There is a scene in Rhapsody in August where Kane and her American-born nephew Clark (Richard Gere) talk to each other and Clark ostensibly apologizes for the bomb. Critics have said that this moment dismisses Japan's own role in starting the war, but I personally don't think that's what Kurosawa was trying to convey, and I'm not the only one. I highly recommend reading Brandon Habermeyer's review of the film, wherein he and a bunch of other friends try to deconstruct the scene. Clark isn't apologizing for war crimes, he has zero authority to do so. In their analysis, perhaps Clark is trying to apologize that he didn't know Kane's husband was a bomb victim, and his coming to Hiroshima to invite the family to Hawaii was a moment of bad timing. A single man cannot apologize for the crimes of an entire nation, and deep wounds between both nations cannot be healed overnight, with a single exchange. Perhaps what Kurosawa wanted to communicate was that it all starts with open and honest communication, and that's what Clark and Kane achieved in that short scene.

"Americans dropped the bomb," one of Kane's grandchildren states at one point in the movie. They don't know the names of the pilots who dropped it, or the scientists who named it. Oppenheimer and his ilk are as much abstractions to them as the Japanese were distant abstractions to the Americans. Perhaps Truman was right in Nolan's film when he said that they're not going to care who made the bomb, but they'd care who dropped it - or at least, a figurehead representing who dropped it, and that person wouldn't necessarily be Oppenheimer. The filmic and the real Oppenheimer might have tried to atone for their actions, or cast themselves as martyrs after what they had done, but in the end it was all to assuage their own guilt, rather than engage in the futile act of apologizing for which they had little to no authority to do so.
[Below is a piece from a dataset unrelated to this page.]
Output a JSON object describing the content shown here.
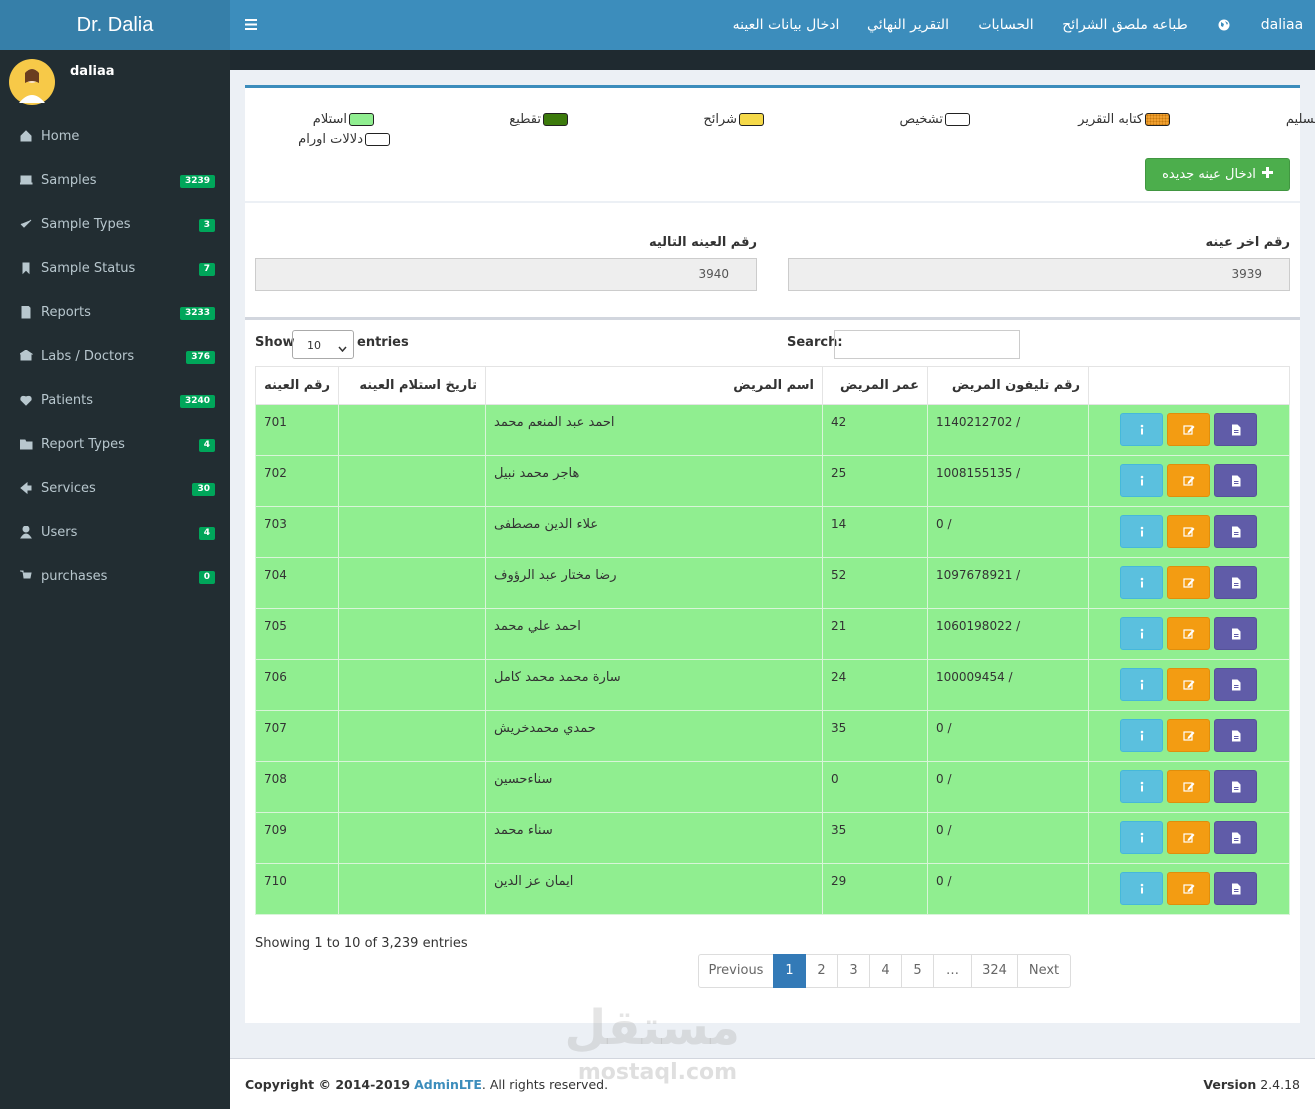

If you think about it, Oppy himself may have stumbled across this notion by accident. His singular, most famous quote is "I am become Death, destroyer of worlds," as if he implicates himself in the destruction that stemmed from his "invention." But Oppenheimer didn't really invent the bomb all by himself, and once again it feels like he is taking more credit for the creation of the bomb than what he is due. But in the quote's original context in the Bhagavad Gita, the quote has a completely different meaning.

In the Bhagavad Gita, Krishna, the avatar of Vishnu, appears before the prince Arjun and tells him to go to war against his relatives. Arjun resists, but Krishna reveals themselves as the destroyer of worlds, implying that regardless of what Arjun does, the war will be waged, and he is only an instrument of the divine work. Without Oppenheimer someone else would have taken his place, someone else would have developed the bomb, perhaps different people would have died, but they would have died nonetheless. It's a story not about becoming a great destroyer, but how insignificant we are in the grand scheme of things, how sometimes we can only look helplessly on as events unfold beyond our control, like Sarah Connor beholding nuclear fire. People are inevitably swept up in the winds of war, and in its wake there are no true winners or losers, only waste and destruction and damaged people who live with wounds for the rest of their lives.